Based on the reaction of the audience tonight, this is going to be an unpopular review of what I think is an important movie.

I viewed this movie on two levels.  First, there is the content.  I saw a lot of the polarization of the political left and right in what happened to the Barnes collection of art after Barnes died. The collection is worth in the billions of dollars and the Barnes will was very specific in what was to be done with it.  Money, greed, politics and personalities all come together in trying to change the will and challenge the way the collection is managed.  Barnes wanted the collection to remain a teaching collection not to be split up, moved, put on public display or loaned to other institutions. He wanted it to be open to the plumbers of New York but not the societal mavens.  In the years following  his death, many forces tried and succeeded  in opening the collection to the world, including the societal mavens and the New York plumbers.  I found it humorous that the charitable trusts that support NPR and the NAACP also supported opening the collection and violating the Barnes will.  Choose your side and come out debating, there are valid points on both side, although the movie did direct you in one way.

This brings me to level two: the art of the documentary film.  OMG - this is a course in documentary film making.  Having watched many documentaries at the Lyric, the bias is often a sharp stick in your eye.  While I like the basic premises of Michael Moore’s work, it is hit you over the head until you bleed documentary film making. Other documentaries the Lyric has shown have been clear in their biases as well.  The Art of the Steal gives a clear picture of both sides and while it points you to where it thinks you ought to go, it provides fuel for an alternative position without questioning your intelligence.
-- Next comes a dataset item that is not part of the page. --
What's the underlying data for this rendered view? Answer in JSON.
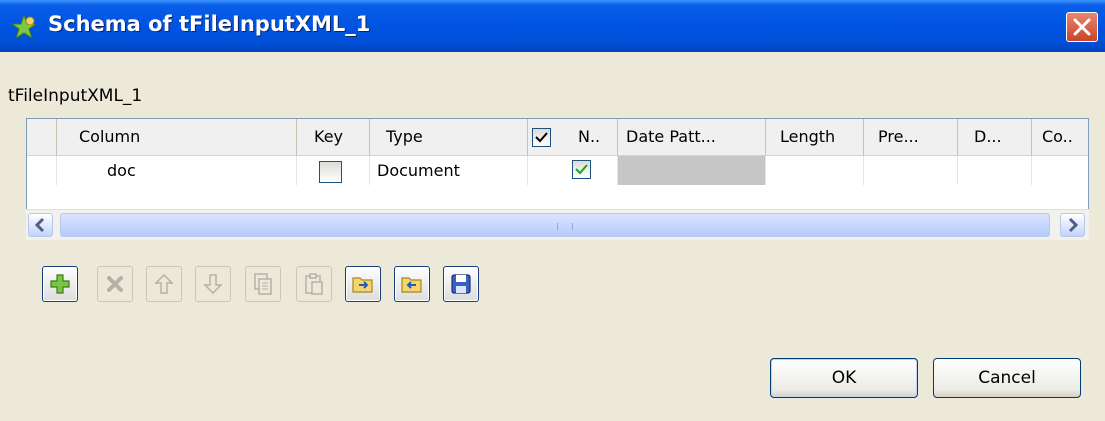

I highly recommend The Art of the Steal on both levels.  If you like film making, if you like art, or if you like lift versus right political battles with lots of scandal, see The Art of the Steal now while you can in Blacksburg.  When you read the review in the Roanoke Times you’ll wish you had!

Taking this movie at face value and forgetting any bias about Roman Polanski, I found Ghost Writer to be a classic ’70s spy thriller in the John LeCarre mode.  The acting, cinematography, and just the general tone of this movie made me think of the delicious incongruency of English spy novels of that period with new gadgets, such as GPS and cell phones added in in a good way.  Ewan McGregor is the perfect foil as the ghost writer for the memoirs of a British ex-Prime Minister (Tony Blair?) several years after the war in Iraq.  There was a time warp that had to be overcome, as the movie seemed to be after Bush but a Condi Rice loo alike was still Secretary of State (or she might have been the VP).  What I found fascinating was how predictable parts were and then a page would turn and  there were more surprises.  In fact, throughout the film I had the ending figured out at least four times and … well … I should have seen it coming but I didn’t.  I think it would appeal to people over say, 40 years old more so than younger twenty or thirty somethings because the action, dialog and quirks are from a different era even though the gadgets are up to date.  But I’ve been wrong before, so see it and judge for yourself.

I would be remiss if I didn’t point out that Roman Polanski is of questionable character and this may cause some to pass this film by.  It may be similar to not getting a certain football player’s autograph this weekend because of his criminal past.